What if these wealthy people had plans for the money the president wants to confiscate from them? Maybe they wanted to buy a summer cottage on a lake somewhere. How about a new boat or the latest Italian sports car?
If you find yourself in agreement with the president and don't have much sympathy for the unfortunate millionaire who will have to do without a Maserati, I may have some sobering news for you. If you consider yourself middle class, you'll find there are a lot of people who would consider you very well off compared to them. And I'm not talking about some villager in a third world country. I'm talking about many people close by. Maybe even your neighbor.
Now stop and ask yourself: What do I have that I don't really need? Probably quite a bit. What would you say to those who haven't been as fortunate as you if they were to encourage the government to confiscate what you've worked hard for, but don't really need, and give some of it to them?

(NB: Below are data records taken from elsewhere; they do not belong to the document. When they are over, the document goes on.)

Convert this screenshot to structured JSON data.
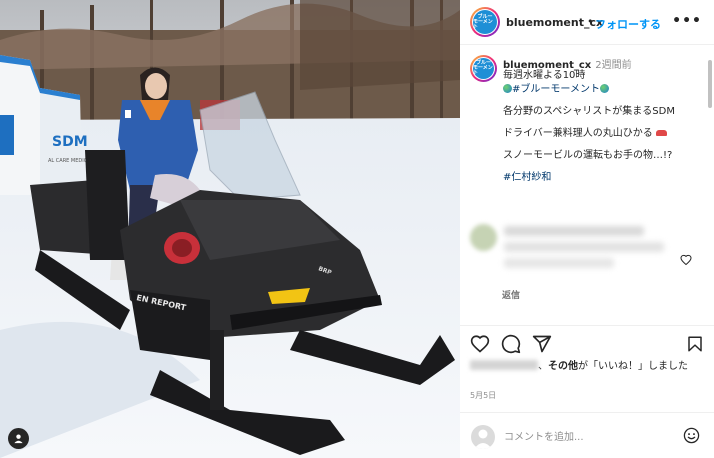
{
  "post": {
    "username": "bluemoment_cx",
    "separator": "•",
    "follow_label": "フォローする",
    "more_icon": "more-horizontal-icon",
    "avatar_text_line1": "ブルー",
    "avatar_text_line2": "モーメント"
  },
  "caption": {
    "username": "bluemoment_cx",
    "time": "2週間前",
    "line1": "毎週水曜よる10時",
    "hashtag_program": "#ブルーモーメント",
    "line_sdm": "各分野のスペシャリストが集まるSDM",
    "line_driver": "ドライバー兼料理人の丸山ひかる",
    "line_snowmobile": "スノーモービルの運転もお手の物…!?",
    "hashtag_actor": "#仁村紗和"
  },
  "comment": {
    "reply_label": "返信"
  },
  "actions": {
    "like_icon": "heart-icon",
    "comment_icon": "comment-icon",
    "share_icon": "share-icon",
    "save_icon": "bookmark-icon"
  },
  "likes": {
    "text_bold": "その他",
    "text_rest": "が「いいね！」しました"
  },
  "date": "5月5日",
  "comment_input": {
    "placeholder": "コメントを追加..."
  },
  "photo": {
    "tent_text": "SDM",
    "tent_subtext": "AL CARE MEDIC",
    "sled_brand": "EN REPORT",
    "sled_badge": "BRP"
  },
  "colors": {
    "accent": "#0095f6",
    "hashtag": "#00376b"
  }
}
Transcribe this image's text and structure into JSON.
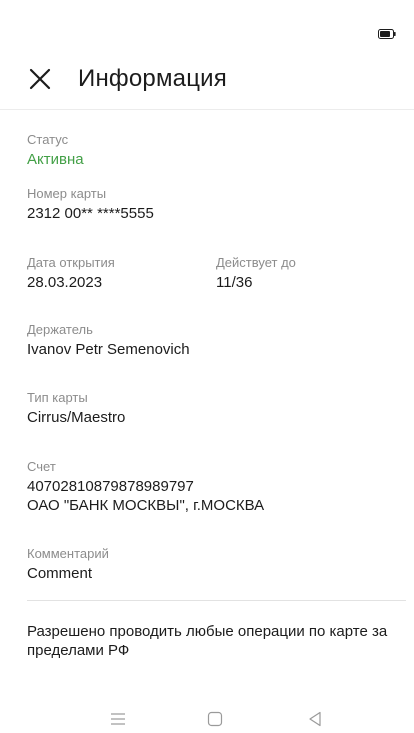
{
  "header": {
    "title": "Информация",
    "close_icon": "close-icon"
  },
  "status_bar": {
    "battery_icon": "battery-icon"
  },
  "fields": {
    "status": {
      "label": "Статус",
      "value": "Активна"
    },
    "card_number": {
      "label": "Номер карты",
      "value": "2312 00** ****5555"
    },
    "open_date": {
      "label": "Дата открытия",
      "value": "28.03.2023"
    },
    "valid_until": {
      "label": "Действует до",
      "value": "11/36"
    },
    "holder": {
      "label": "Держатель",
      "value": "Ivanov Petr Semenovich"
    },
    "card_type": {
      "label": "Тип карты",
      "value": "Cirrus/Maestro"
    },
    "account": {
      "label": "Счет",
      "value_line1": "40702810879878989797",
      "value_line2": "ОАО \"БАНК МОСКВЫ\", г.МОСКВА"
    },
    "comment": {
      "label": "Комментарий",
      "value": "Comment"
    }
  },
  "note": "Разрешено проводить любые операции по карте за пределами РФ",
  "colors": {
    "status_active": "#43a047",
    "label": "#8c8c8c",
    "text": "#1c1c1c"
  },
  "nav_bar": {
    "icons": [
      "menu-icon",
      "home-icon",
      "back-icon"
    ]
  }
}
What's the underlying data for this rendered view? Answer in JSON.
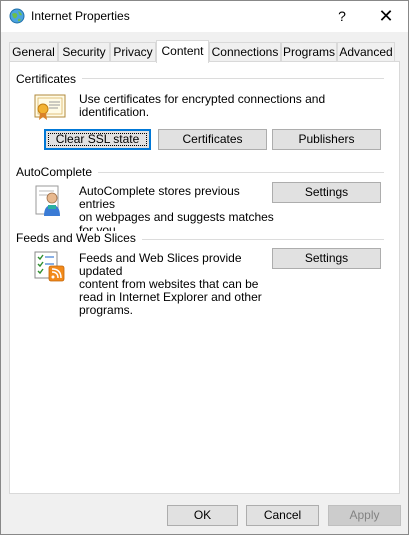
{
  "window": {
    "title": "Internet Properties",
    "help_glyph": "?",
    "close_glyph": "✕"
  },
  "tabs": [
    {
      "label": "General"
    },
    {
      "label": "Security"
    },
    {
      "label": "Privacy"
    },
    {
      "label": "Content",
      "active": true
    },
    {
      "label": "Connections"
    },
    {
      "label": "Programs"
    },
    {
      "label": "Advanced"
    }
  ],
  "certificates": {
    "title": "Certificates",
    "description": "Use certificates for encrypted connections and identification.",
    "clear_ssl_label": "Clear SSL state",
    "certificates_label": "Certificates",
    "publishers_label": "Publishers",
    "icon": "certificate-icon"
  },
  "autocomplete": {
    "title": "AutoComplete",
    "description_lines": [
      "AutoComplete stores previous entries",
      "on webpages and suggests matches",
      "for you."
    ],
    "settings_label": "Settings",
    "icon": "autocomplete-user-icon"
  },
  "feeds": {
    "title": "Feeds and Web Slices",
    "description_lines": [
      "Feeds and Web Slices provide updated",
      "content from websites that can be",
      "read in Internet Explorer and other",
      "programs."
    ],
    "settings_label": "Settings",
    "icon": "feeds-rss-icon"
  },
  "footer": {
    "ok_label": "OK",
    "cancel_label": "Cancel",
    "apply_label": "Apply"
  }
}
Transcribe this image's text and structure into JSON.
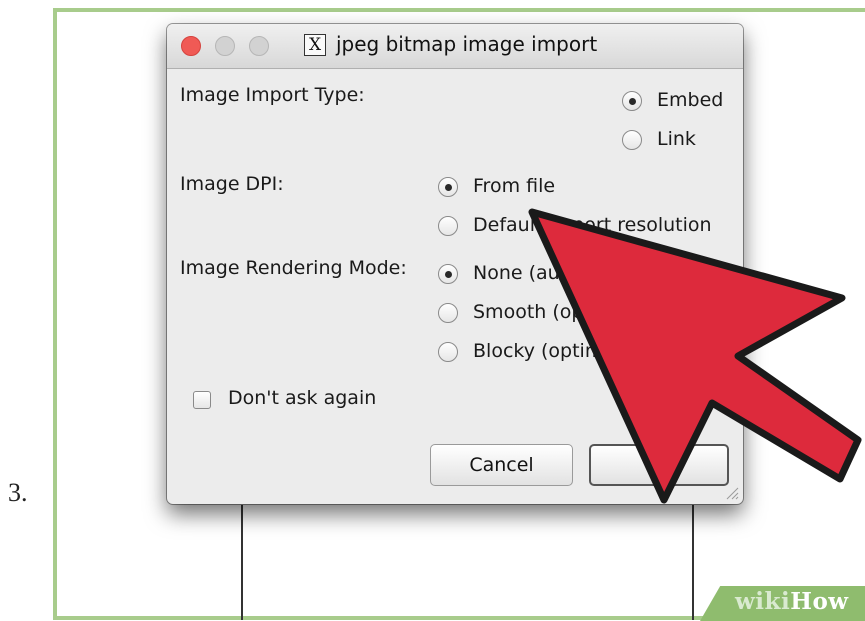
{
  "step": {
    "number": "3."
  },
  "dialog": {
    "title": "jpeg bitmap image import",
    "app_icon": "X",
    "import_type": {
      "label": "Image Import Type:",
      "options": [
        {
          "label": "Embed",
          "checked": true
        },
        {
          "label": "Link",
          "checked": false
        }
      ]
    },
    "dpi": {
      "label": "Image DPI:",
      "options": [
        {
          "label": "From file",
          "checked": true
        },
        {
          "label": "Default import resolution",
          "checked": false
        }
      ]
    },
    "rendering": {
      "label": "Image Rendering Mode:",
      "options": [
        {
          "label": "None (auto)",
          "checked": true
        },
        {
          "label": "Smooth (optimizeQuality)",
          "checked": false
        },
        {
          "label": "Blocky (optimizeSpeed)",
          "checked": false
        }
      ]
    },
    "dont_ask": {
      "label": "Don't ask again",
      "checked": false
    },
    "buttons": {
      "cancel": "Cancel",
      "ok": "OK"
    }
  },
  "watermark": {
    "part1": "wiki",
    "part2": "How"
  },
  "colors": {
    "arrow_fill": "#dd2a3c",
    "frame_border": "#a8cc8c",
    "close_button": "#f05a55"
  }
}
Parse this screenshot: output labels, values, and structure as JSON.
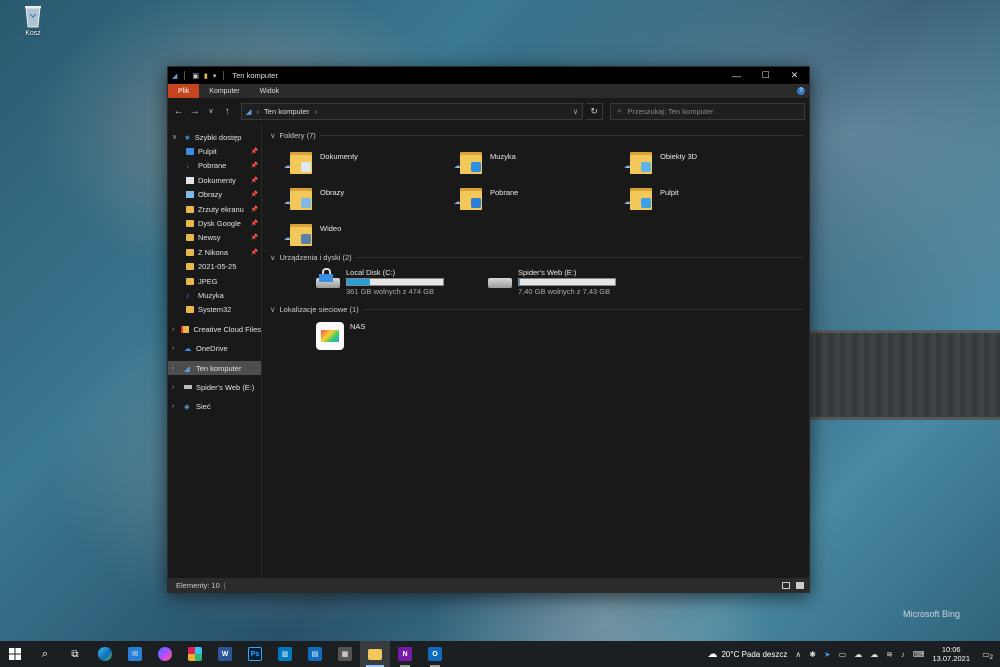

Naturally, you would protest, and in my opinion, rightfully so. But what kind of defense can you mount if you support the president's Buffet rule?
The real truth President Obama knows but can't possibly reveal is, the rich alone can't bear the cost of his economic and social fairness agenda. Sooner or later the burden will have to be passed down to the middle class he claims to revere.
Up until now, many of you have been very generous with wealthy people's money. Will you be as generous with your own?